Jayne Reardon is the Executive Director of the Illinois Supreme Court Commission on Professionalism. A tireless advocate for professionalism, Jayne oversees programs and initiatives to increase the civility and professionalism of attorneys and judges, create inclusiveness in the profession, and promote increased service to the public.

Jayne developed the Commission’s successful statewide Lawyer-to-Lawyer Mentoring Program which focuses on activities designed to explore ethics, professionalism, civility, diversity, and wellness in practice settings. She spearheaded development of an interactive digital and social media platform that connects constituencies through blogs, social networking sites and discussion groups.

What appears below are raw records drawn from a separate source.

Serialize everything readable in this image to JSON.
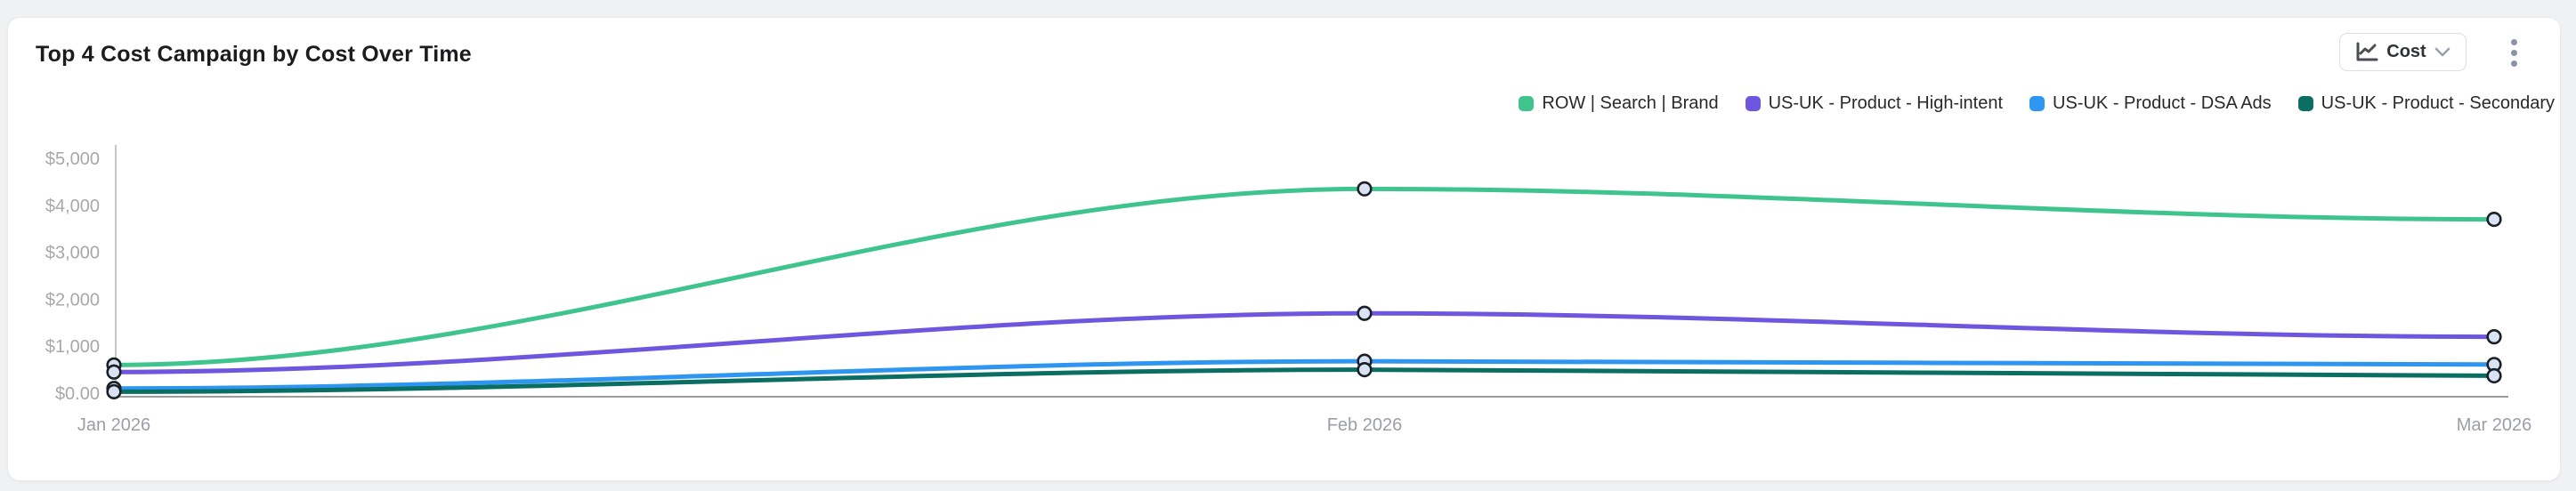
{
  "header": {
    "title": "Top 4 Cost Campaign by Cost Over Time",
    "metric_selector": {
      "label": "Cost",
      "icon": "line-chart-icon",
      "chevron": "chevron-down-icon"
    },
    "menu_icon": "kebab-menu-icon"
  },
  "colors": {
    "card_bg": "#ffffff",
    "page_bg": "#f0f1f3",
    "y_axis_line": "#b6b6b6",
    "x_axis_line": "#9b9b9b",
    "marker_fill": "#d9e3f3",
    "marker_stroke": "#1b2026"
  },
  "chart_data": {
    "type": "line",
    "smooth": true,
    "markers": "circle",
    "grid": false,
    "legend_position": "top-right",
    "x": [
      "Jan 2026",
      "Feb 2026",
      "Mar 2026"
    ],
    "x_day_offsets": [
      0,
      31,
      59
    ],
    "series": [
      {
        "name": "ROW | Search | Brand",
        "color": "#3fc48d",
        "values": [
          600,
          4350,
          3700
        ]
      },
      {
        "name": "US-UK - Product - High-intent",
        "color": "#6e57de",
        "values": [
          450,
          1700,
          1200
        ]
      },
      {
        "name": "US-UK - Product - DSA Ads",
        "color": "#2e96f0",
        "values": [
          100,
          680,
          610
        ]
      },
      {
        "name": "US-UK - Product - Secondary",
        "color": "#0b6e62",
        "values": [
          30,
          500,
          370
        ]
      }
    ],
    "ylabel": "",
    "xlabel": "",
    "y_ticks": [
      "$5,000",
      "$4,000",
      "$3,000",
      "$2,000",
      "$1,000",
      "$0.00"
    ],
    "y_tick_values": [
      5000,
      4000,
      3000,
      2000,
      1000,
      0
    ],
    "ylim": [
      0,
      5000
    ]
  }
}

A frequent writer and speaker on topics involving the changing practice of law, Jayne asserts that embracing inclusiveness and innovation will ensure that the profession remains relevant and impactful in the future.

Jayne’s prior experience includes many successful years of practice as a trial lawyer, committee work on diversity and recruiting issues, and handling attorney discipline cases as counsel to the Illinois Attorney Registration and Disciplinary Commission Review Board.

Jayne is a member of the Association for Professional Responsibility Lawyers Future of Lawyering Committee and the steering committee of the National Lawyer Mentoring Consortium. She’s active in the ABA Consortium of Professionalism Initiatives, Phi Alpha Delta Legal Fraternity, Illinois State Bar Association, Women’s Bar Association of Illinois and the Chicago Bar Association. Jayne was past-Chair of the American Bar Association’s Standing Committee on Professionalism.

Jayne holds a J.D. from the University of Michigan Law School and a bachelor’s from the University of Notre Dame. She lives in Park Ridge, Illinois, with her husband and those of her four children who are not otherwise living in college towns and beyond.